9. From random observation via access panels in patient toilet rooms the surveyor finds that plumbing chases to be full of debris and rags.

10. Corrected 04/10/13

A detailed phasing schedule for all of the above (updated with each PoC) is not provided that identifies the scope of work for each phase and a completion date (mm/dd/yy) for each phase.


End

.

No Description Available

Tag No.: K0145

A) Based on random observation during the survey walk-through the building emergency electrical system is not properly divided into Life Safety, Critical and Equipment branches in accordance with NFPA-99, and NFPA-70, Section 517.

Findings include:

1. The following Life Safety Panels are serving loads other than those allowed by NFPA-70, Section 517-32 and NFPA-99, Section 3-4.2.2.2(b) .

d. The only generator loads allowed to be
served by the Life Safety Branch are
selected lighting and receptacles at the
generator set location. Several Life
Safety Panels had circuits serving battery
chargers, heaters, louvers and other
generator loads.

4/10/13: NFPA 70 does not specifically
allow the engine block heater and the
battery chargers for the genset to be
powered from the Life Safety Branch
of emergency power.
Revise and re-submit.

No Description Available

Tag No.: K0147

Evidence includes:

A) From random observation, the surveyors find that electrical installations and materials do not comply with NFPA 70 -1999.

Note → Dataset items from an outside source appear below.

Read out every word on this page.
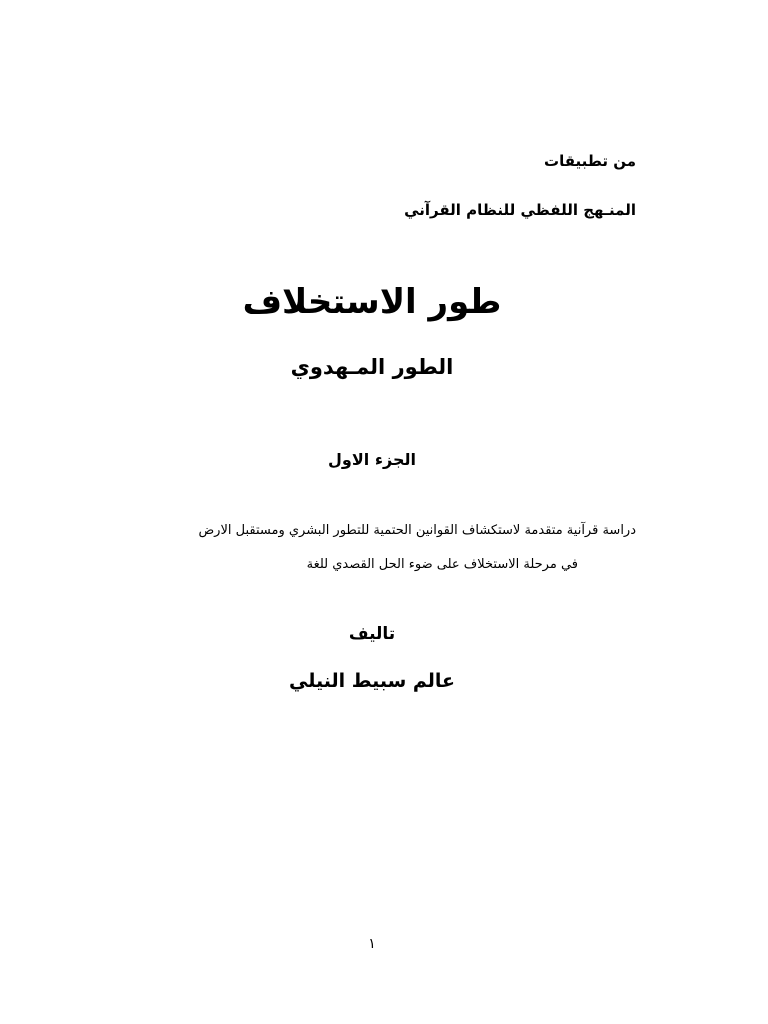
من تطبيقات

المنـهج اللفظي للنظام القرآني

طور الاستخلاف
الطور المـهدوي
الجزء الاول

دراسة قرآنية متقدمة لاستكشاف القوانين الحتمية للتطور البشري ومستقبل الارض

في مرحلة الاستخلاف على ضوء الحل القصدي للغة

تاليف

عالم سبيط النيلي

١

1) The surveyor finds the electrical extension cords and plug strips plugged in in series are in permanent use throughout the facility. Locations include but are not limited to:

a) Corrected 03/08/12
b) Corrected 03/09/12
c) Corrected 03/09/12
d) Corrected 03/09/12
e) Corrected 03/09/12
f) Corrected 03/09/12

g) Ground Floor Communication Room
(accessed through Electrical Room)
electrical extension cords and plug
strips plugged-in in series.

h) Corrected 04/10/13

i) Corrected 04/10/13

2) Corrected 12/10/12
3) Corrected 03/09/12
4) Corrected 03/09/12

5) (04/10/13) Chiller Room next to the Boiler Room: access to switchgear was blocked by multiple stored items adn equpment.

.



17659


Based on random observation during the survey walk-through not all portions of the building systems are installed in accordance with NFPA 70 (1999).

Findings include:

1. Corrected 12/10/12

2. Corrected 12/10/12

3. Two of the three operating rooms were not equipped with battery operated emergency lighting as required by NFPA-99, Section 3-3.2.1.2(a)5e.